Yes. Christopher A. Viehbacher: So this is going to be -- there's going to be ups and downs in all of this. You're going to have Arab Springs, you're going to have price decreases here and there. I think the objective is, is that the portfolio of these businesses can grow. But that's why we've never really been able to say [Audio Gap] don't expect the same rate of growth quarter-to-quarter because you're going to have these one-off events. I still say that having, again, been on the ground there and I look at the emerging middle classes that over time, this is still the biggest growth lever this industry has in terms of -- certainly in terms of volume. And we're going to see, I think, 2 major growth opportunities emerge. One in new product sales in the U.S. because I continue to believe that the U.S. is a market that will value innovation. And we also have, then, emerging markets.
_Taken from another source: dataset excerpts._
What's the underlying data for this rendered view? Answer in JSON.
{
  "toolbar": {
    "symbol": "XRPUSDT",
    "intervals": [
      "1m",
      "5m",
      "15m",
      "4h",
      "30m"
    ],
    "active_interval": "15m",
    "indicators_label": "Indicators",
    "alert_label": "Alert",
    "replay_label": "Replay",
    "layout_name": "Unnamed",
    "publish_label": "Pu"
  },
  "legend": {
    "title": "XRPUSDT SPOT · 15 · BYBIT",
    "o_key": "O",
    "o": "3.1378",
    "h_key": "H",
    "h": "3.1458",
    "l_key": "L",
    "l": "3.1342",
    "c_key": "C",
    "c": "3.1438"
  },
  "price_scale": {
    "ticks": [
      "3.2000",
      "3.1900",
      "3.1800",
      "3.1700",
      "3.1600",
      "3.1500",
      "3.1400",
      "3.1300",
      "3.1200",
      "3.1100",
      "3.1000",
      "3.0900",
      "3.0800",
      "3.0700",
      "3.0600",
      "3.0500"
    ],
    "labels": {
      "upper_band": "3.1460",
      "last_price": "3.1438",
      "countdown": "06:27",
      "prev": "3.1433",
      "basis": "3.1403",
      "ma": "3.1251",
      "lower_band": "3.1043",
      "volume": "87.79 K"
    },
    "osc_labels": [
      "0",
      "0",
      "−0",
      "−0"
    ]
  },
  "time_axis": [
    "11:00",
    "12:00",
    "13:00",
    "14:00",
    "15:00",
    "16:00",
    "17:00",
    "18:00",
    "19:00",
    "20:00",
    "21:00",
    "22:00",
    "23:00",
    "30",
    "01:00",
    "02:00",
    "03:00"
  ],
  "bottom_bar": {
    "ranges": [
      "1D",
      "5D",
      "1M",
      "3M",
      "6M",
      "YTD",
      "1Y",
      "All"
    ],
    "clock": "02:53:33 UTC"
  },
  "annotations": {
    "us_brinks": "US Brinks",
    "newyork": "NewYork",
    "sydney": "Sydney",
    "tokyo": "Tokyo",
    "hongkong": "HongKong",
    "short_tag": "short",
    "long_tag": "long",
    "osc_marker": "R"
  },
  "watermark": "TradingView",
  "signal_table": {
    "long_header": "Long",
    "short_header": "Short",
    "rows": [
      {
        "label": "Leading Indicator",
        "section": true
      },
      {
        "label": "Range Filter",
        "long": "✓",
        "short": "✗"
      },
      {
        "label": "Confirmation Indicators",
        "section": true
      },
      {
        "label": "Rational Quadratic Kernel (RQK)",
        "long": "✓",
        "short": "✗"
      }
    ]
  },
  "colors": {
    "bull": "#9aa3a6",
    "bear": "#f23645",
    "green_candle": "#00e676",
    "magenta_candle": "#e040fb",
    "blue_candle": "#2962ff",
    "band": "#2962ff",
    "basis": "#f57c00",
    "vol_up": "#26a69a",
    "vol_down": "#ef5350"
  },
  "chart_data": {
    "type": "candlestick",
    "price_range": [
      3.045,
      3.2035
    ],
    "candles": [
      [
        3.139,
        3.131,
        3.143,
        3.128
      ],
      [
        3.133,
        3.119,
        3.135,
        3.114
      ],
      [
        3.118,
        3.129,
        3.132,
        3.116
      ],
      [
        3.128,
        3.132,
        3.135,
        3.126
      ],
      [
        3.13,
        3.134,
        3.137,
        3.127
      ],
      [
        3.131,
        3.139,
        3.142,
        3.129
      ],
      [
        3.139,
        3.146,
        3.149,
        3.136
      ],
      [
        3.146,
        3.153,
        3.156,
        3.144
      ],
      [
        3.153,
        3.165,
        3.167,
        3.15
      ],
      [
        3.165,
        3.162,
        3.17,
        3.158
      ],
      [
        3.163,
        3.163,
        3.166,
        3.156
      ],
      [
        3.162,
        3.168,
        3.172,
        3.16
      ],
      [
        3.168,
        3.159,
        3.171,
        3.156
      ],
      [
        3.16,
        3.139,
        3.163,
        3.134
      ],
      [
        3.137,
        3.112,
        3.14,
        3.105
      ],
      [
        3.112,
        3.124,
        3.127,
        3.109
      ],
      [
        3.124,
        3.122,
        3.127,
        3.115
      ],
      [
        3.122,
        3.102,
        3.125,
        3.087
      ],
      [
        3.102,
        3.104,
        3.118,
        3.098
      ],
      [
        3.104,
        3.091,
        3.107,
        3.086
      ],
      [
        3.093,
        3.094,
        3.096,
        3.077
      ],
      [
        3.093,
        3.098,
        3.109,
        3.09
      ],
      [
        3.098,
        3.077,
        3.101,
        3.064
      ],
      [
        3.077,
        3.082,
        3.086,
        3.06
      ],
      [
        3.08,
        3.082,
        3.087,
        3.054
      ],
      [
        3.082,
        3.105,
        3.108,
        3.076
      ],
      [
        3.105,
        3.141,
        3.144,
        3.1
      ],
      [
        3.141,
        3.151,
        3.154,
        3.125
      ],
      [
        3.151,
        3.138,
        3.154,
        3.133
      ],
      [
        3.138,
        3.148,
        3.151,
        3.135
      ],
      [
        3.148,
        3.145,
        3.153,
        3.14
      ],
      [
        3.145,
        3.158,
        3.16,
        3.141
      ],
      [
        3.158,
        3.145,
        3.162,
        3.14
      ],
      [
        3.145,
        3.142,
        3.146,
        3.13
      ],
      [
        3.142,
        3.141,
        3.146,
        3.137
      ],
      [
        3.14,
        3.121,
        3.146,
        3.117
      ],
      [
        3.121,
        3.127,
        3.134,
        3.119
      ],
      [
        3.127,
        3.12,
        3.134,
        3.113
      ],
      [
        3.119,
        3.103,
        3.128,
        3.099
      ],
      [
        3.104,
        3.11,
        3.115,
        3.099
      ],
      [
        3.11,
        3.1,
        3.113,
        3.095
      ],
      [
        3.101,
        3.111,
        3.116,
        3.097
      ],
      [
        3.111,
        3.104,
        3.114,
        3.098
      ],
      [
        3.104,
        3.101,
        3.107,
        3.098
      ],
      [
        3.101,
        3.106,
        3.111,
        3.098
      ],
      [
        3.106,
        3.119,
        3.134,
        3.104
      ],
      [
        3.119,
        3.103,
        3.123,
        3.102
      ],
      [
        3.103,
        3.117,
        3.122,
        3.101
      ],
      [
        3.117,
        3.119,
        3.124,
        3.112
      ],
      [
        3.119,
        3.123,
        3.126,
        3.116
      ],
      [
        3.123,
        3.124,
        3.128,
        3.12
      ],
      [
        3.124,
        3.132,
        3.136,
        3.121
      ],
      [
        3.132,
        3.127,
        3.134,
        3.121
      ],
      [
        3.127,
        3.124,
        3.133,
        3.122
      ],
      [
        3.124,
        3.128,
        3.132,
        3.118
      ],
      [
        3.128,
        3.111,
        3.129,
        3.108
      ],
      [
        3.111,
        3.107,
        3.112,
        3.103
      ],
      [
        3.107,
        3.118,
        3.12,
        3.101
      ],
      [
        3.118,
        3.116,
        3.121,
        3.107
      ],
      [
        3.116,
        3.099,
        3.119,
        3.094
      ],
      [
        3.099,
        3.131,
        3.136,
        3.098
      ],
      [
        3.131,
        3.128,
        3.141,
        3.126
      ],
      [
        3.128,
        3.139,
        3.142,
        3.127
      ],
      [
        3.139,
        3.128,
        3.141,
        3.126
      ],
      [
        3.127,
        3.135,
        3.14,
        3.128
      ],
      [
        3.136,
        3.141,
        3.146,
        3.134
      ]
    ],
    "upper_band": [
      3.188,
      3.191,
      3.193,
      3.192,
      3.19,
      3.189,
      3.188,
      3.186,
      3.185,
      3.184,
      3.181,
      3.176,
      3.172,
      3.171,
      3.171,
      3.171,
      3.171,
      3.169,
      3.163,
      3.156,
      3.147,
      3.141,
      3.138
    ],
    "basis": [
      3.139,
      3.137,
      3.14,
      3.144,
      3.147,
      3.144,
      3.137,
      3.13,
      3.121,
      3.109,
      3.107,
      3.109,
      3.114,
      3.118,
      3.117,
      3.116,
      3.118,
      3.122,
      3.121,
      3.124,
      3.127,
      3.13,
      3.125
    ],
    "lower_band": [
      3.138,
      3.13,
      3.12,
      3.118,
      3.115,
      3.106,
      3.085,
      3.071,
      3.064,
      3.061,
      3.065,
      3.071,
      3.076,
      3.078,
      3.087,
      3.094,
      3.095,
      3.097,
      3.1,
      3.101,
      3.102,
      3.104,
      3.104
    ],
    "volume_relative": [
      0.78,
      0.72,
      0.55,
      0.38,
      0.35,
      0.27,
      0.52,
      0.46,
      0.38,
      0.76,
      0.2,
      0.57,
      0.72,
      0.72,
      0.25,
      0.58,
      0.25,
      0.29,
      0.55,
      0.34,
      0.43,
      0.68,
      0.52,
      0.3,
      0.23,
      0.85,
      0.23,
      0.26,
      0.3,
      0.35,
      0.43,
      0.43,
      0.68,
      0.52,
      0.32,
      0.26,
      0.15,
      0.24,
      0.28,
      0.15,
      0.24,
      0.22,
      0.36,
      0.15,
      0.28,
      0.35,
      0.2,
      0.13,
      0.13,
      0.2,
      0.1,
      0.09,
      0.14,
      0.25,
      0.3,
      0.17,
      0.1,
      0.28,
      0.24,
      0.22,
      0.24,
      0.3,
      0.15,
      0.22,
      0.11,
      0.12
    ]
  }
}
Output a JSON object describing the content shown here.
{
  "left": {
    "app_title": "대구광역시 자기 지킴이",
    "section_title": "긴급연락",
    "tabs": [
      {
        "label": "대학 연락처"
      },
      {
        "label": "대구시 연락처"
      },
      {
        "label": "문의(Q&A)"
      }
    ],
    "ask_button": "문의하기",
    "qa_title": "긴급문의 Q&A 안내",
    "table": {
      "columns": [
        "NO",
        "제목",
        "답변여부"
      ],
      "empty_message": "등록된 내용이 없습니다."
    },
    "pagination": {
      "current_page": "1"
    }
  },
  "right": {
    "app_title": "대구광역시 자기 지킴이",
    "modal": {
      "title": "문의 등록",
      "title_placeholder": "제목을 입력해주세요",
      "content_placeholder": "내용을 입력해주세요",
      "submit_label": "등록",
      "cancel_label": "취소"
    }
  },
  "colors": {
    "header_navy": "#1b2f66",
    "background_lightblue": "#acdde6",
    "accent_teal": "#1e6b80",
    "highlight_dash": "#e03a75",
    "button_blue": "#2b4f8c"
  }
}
So those are for us -- and when you look at Sanofi, I think that's going to play out. We are the leading company in emerging markets, and I think we're well positioned to grab whatever growth is there. But I also think that the launch of new products creates a significant growth opportunity. So that's, I think, how things are going to shape up. Sébastien Martel: Thanks, Chris. Well, maybe before closing, I would simply like to confirm that we will indeed host an IR conference call on Monday, June 24, during the ADA Congress. We'll go over the results of EDITION I. Also we'll share the top line of EDITION II. We will take advantage of that IR call to provide you with more details on the timelines for Phase III start of our Lantus/Lyxumia fixed-dose combination. And we should be able to send a save-the-date shortly. Just on a personal note, I'd like to also thank warmly Hanspeter for the contribution he's done to Investor Relations, at least, ever since I joined Sanofi. It's been a pleasure working with him. And with that, I'd like to thank you all for your participation, and wish everybody a good day.
Thank you. Ladies and gentlemen, this concludes the conference call. Thank you all for your participation. You may now disconnect.